The piano works of
Kaikhosru Shapurji Sorabji are among the most dense, complicated, and virtuosic in the modern keyboard literature, and such flamboyant works as Un nido di scatole (A Nest of Boxes), the nocturne Djâmî, and St. Bertrand de Comminges ("He was Laughing in the Tower") demonstrate his elaborate methods quite well. The 17 miniatures that make up Un nido di scatole have a superficial resemblance to the album leaves of
Schumann, largely because of their whimsical titles, sharp characterizations, and abbreviated forms, though
Sorabji's intensely chromatic, quasi-atonal harmonies seem a world away from the great Romantic composer, and his brooding music seems much closer in style and expression to the late works of
Alexander Scriabin.
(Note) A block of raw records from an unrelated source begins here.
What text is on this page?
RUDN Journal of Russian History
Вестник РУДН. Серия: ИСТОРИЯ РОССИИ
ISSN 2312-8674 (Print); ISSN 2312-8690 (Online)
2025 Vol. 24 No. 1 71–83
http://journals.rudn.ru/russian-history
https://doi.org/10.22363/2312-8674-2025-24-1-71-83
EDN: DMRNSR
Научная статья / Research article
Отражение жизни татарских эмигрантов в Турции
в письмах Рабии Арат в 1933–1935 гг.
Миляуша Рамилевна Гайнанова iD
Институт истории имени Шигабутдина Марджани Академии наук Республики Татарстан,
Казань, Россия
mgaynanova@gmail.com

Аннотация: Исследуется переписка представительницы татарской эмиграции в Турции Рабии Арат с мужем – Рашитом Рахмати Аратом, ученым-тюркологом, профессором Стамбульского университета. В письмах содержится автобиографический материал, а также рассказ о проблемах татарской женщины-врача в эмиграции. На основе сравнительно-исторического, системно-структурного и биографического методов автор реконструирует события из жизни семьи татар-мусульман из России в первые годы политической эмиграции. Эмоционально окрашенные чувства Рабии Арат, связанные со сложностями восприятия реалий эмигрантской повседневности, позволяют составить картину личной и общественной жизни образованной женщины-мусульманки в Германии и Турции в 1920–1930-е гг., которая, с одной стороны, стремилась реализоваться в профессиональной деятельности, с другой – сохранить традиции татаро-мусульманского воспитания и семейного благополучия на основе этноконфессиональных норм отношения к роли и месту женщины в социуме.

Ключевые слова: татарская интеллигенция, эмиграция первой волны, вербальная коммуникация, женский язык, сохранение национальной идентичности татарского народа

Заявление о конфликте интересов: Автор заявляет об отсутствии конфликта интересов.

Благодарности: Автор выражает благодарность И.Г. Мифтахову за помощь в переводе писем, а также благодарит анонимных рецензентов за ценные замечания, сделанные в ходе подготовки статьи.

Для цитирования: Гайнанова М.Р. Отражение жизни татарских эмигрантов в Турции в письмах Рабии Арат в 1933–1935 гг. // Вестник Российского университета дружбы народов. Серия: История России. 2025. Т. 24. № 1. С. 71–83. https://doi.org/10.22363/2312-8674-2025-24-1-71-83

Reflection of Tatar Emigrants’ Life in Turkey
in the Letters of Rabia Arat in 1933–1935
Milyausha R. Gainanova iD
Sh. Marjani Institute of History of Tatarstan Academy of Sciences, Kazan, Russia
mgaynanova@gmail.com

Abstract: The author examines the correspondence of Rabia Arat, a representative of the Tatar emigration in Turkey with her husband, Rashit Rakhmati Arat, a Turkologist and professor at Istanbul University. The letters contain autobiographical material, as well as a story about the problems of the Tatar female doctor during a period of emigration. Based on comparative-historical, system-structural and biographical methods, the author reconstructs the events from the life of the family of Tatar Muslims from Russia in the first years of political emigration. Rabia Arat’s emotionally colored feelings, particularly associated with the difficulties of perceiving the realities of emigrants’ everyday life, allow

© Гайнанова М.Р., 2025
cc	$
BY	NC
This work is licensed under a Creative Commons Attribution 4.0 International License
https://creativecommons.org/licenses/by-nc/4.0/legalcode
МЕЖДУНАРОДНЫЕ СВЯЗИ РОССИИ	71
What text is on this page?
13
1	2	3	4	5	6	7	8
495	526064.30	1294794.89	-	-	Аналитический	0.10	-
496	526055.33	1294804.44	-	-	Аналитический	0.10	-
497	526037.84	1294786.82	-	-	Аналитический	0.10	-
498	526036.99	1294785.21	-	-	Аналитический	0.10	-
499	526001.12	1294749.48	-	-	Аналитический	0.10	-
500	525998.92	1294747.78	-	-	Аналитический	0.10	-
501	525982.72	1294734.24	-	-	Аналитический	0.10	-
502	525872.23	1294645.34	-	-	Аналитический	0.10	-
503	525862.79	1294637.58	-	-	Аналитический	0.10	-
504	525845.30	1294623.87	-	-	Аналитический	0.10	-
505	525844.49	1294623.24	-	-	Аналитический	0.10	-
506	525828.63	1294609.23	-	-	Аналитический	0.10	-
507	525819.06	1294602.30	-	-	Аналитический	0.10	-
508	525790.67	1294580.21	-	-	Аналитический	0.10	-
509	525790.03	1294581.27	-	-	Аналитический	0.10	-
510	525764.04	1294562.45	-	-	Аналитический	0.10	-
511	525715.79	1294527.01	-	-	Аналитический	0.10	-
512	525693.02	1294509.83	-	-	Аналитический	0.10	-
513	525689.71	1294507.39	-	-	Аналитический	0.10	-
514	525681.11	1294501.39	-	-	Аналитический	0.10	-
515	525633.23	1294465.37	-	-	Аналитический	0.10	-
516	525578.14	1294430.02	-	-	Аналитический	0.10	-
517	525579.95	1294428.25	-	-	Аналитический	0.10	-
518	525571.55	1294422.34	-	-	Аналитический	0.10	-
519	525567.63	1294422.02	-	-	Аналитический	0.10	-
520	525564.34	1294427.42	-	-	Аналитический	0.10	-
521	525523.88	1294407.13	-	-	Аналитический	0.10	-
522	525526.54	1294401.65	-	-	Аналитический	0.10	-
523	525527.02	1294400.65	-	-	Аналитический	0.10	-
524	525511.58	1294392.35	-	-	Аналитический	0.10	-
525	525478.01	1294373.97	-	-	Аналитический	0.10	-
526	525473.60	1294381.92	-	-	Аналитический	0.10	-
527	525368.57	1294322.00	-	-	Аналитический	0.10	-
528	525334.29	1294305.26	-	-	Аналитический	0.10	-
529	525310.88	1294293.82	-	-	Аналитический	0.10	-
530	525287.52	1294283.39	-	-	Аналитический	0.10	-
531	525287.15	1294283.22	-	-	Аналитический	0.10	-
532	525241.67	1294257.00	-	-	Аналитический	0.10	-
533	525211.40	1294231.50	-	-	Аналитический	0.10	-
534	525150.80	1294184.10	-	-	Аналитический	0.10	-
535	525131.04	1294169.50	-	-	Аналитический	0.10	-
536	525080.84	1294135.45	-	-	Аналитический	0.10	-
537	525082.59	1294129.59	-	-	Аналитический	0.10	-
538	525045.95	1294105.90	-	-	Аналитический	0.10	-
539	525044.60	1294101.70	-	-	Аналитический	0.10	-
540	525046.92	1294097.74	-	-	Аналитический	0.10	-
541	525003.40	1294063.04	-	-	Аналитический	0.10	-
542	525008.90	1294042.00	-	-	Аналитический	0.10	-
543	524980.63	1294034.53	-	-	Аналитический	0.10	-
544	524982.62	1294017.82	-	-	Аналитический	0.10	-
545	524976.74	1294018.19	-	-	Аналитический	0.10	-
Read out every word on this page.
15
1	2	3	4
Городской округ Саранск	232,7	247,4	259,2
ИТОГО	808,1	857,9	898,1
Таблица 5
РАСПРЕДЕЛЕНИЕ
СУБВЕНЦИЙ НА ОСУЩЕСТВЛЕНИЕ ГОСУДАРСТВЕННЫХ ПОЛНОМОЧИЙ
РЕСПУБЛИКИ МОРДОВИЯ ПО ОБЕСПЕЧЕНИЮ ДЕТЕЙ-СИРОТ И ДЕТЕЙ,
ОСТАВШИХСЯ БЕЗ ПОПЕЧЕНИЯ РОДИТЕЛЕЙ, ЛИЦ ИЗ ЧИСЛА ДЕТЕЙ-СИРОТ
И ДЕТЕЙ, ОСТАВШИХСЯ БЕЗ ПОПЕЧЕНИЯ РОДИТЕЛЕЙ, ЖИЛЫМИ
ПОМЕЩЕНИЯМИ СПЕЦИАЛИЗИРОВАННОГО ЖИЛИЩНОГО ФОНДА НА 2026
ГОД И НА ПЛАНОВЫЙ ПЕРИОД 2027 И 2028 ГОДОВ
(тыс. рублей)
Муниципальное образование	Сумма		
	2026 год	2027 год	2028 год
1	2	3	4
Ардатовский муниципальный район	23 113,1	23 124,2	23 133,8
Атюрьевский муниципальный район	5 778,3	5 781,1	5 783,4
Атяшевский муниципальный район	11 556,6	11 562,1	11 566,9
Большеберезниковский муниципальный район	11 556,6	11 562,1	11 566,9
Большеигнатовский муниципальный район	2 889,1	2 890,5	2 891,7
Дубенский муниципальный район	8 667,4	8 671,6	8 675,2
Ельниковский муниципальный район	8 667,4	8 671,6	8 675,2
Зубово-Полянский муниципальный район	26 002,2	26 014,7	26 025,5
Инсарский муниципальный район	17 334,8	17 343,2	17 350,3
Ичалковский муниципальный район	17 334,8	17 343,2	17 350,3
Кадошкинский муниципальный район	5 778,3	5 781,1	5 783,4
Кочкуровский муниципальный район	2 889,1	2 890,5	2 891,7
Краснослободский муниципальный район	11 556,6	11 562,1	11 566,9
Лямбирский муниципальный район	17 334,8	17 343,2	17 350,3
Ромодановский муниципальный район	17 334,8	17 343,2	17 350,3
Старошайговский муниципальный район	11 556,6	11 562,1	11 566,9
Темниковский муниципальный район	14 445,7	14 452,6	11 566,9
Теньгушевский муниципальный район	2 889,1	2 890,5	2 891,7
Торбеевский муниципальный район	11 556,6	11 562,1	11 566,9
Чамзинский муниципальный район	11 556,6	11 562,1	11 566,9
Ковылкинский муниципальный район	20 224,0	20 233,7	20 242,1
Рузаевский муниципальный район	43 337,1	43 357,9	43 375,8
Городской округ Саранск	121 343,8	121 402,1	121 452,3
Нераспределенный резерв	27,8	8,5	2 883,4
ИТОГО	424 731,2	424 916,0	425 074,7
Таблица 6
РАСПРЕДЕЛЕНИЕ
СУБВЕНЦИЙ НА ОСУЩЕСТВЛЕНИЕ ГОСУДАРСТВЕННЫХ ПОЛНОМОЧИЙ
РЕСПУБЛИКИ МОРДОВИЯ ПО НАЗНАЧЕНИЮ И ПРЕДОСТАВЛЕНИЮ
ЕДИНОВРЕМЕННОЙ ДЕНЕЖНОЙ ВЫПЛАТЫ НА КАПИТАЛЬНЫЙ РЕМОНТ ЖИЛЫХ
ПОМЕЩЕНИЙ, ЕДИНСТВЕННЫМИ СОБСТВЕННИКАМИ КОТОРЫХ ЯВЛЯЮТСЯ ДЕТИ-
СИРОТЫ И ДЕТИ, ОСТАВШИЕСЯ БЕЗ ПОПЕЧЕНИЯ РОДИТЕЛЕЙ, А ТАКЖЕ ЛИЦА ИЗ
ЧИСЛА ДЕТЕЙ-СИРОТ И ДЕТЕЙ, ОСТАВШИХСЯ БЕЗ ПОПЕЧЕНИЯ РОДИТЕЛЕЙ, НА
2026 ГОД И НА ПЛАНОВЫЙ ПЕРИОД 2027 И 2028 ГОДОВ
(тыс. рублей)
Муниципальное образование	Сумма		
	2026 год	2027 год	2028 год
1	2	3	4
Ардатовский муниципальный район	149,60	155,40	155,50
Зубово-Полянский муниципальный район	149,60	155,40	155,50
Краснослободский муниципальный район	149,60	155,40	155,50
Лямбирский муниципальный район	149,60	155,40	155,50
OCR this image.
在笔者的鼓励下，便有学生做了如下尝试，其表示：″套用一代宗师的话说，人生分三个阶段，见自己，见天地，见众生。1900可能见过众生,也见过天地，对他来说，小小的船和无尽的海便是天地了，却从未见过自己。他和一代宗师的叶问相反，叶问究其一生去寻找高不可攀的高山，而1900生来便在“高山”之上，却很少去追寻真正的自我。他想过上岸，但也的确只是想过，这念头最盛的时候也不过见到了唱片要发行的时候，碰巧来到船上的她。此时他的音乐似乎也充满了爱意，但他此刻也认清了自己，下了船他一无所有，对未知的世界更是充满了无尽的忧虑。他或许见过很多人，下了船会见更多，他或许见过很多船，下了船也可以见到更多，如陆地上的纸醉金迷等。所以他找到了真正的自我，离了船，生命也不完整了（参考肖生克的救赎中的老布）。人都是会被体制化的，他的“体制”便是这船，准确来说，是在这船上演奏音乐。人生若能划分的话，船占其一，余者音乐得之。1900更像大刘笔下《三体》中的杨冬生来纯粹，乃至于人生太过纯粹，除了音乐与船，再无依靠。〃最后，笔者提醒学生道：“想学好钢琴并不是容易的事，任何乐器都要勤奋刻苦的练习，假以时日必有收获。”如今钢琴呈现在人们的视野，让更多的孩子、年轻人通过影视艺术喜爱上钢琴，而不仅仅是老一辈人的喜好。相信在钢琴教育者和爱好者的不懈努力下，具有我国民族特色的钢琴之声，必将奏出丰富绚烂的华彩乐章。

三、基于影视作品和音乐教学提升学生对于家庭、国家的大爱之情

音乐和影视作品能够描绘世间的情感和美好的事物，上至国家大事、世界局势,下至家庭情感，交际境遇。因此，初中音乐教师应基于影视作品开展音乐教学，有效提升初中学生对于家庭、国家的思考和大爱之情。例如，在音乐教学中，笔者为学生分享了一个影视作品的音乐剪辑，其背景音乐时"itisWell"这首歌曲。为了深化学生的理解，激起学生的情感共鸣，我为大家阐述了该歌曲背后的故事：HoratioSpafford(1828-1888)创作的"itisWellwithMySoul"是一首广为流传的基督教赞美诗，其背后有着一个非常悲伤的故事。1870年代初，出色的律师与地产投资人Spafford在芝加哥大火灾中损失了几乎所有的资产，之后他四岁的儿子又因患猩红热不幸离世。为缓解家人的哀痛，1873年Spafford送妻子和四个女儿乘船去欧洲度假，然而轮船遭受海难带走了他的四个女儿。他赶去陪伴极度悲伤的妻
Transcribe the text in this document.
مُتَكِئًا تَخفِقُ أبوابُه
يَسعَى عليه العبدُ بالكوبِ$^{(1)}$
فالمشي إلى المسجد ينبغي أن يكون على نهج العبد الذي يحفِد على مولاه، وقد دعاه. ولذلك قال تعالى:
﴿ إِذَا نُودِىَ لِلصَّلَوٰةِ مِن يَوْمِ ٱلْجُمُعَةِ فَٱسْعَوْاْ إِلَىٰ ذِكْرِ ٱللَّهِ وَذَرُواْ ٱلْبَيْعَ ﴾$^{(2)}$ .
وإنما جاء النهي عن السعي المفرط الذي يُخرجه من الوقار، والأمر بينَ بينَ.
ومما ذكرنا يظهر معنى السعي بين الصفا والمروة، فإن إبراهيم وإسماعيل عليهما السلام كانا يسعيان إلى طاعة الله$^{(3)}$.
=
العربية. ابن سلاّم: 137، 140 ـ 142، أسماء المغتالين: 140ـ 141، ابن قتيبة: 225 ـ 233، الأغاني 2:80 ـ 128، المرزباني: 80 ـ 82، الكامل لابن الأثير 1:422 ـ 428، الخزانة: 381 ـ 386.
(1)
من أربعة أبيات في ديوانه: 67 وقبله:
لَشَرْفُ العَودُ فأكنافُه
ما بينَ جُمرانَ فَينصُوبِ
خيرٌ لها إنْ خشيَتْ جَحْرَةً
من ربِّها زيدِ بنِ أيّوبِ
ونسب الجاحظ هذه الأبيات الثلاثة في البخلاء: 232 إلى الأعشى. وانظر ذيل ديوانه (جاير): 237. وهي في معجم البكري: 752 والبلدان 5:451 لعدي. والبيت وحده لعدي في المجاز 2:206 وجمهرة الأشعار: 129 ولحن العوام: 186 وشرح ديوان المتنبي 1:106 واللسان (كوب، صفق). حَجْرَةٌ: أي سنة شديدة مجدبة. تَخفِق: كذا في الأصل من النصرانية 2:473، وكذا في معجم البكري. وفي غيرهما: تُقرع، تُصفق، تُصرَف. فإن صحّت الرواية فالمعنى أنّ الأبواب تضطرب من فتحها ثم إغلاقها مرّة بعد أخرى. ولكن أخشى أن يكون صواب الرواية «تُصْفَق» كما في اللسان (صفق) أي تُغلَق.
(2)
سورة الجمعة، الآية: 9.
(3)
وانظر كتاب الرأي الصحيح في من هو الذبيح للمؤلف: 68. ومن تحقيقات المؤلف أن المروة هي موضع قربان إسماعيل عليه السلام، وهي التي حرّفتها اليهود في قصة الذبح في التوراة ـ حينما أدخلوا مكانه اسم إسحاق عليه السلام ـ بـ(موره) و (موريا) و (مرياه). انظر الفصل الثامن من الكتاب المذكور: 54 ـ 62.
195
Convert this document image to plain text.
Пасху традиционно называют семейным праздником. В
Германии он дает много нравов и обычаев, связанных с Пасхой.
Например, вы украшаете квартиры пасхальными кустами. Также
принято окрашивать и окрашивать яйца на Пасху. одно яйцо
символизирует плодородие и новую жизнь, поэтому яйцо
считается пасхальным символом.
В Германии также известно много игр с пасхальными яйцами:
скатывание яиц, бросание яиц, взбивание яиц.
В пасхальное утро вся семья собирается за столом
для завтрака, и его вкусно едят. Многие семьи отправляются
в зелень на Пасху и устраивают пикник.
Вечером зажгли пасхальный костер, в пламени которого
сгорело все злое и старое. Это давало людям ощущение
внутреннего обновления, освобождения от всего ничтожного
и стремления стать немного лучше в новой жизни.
Djâmî, which
Sorabji called "An essay in the hothouse-languorous genre," is the longest track of the album and quite lush and atmospheric in its perfumed evocation of Persian culture. The last piece, St. Bertrand de Comminges, was one of two works
Sorabji composed on ideas drawn from ghost stories by Montague Rhodes James, and listeners may note some strong similarities between this sinister fantasia and the diabolical showpieces of
Franz Liszt. Pianist
Jonathan Powell presents
Sorabji's music with abundant energy and emotional volatility, though his instrument seems sharp, cold, and brittle in the highly resonant venue, and the microphone placement seems a little distant.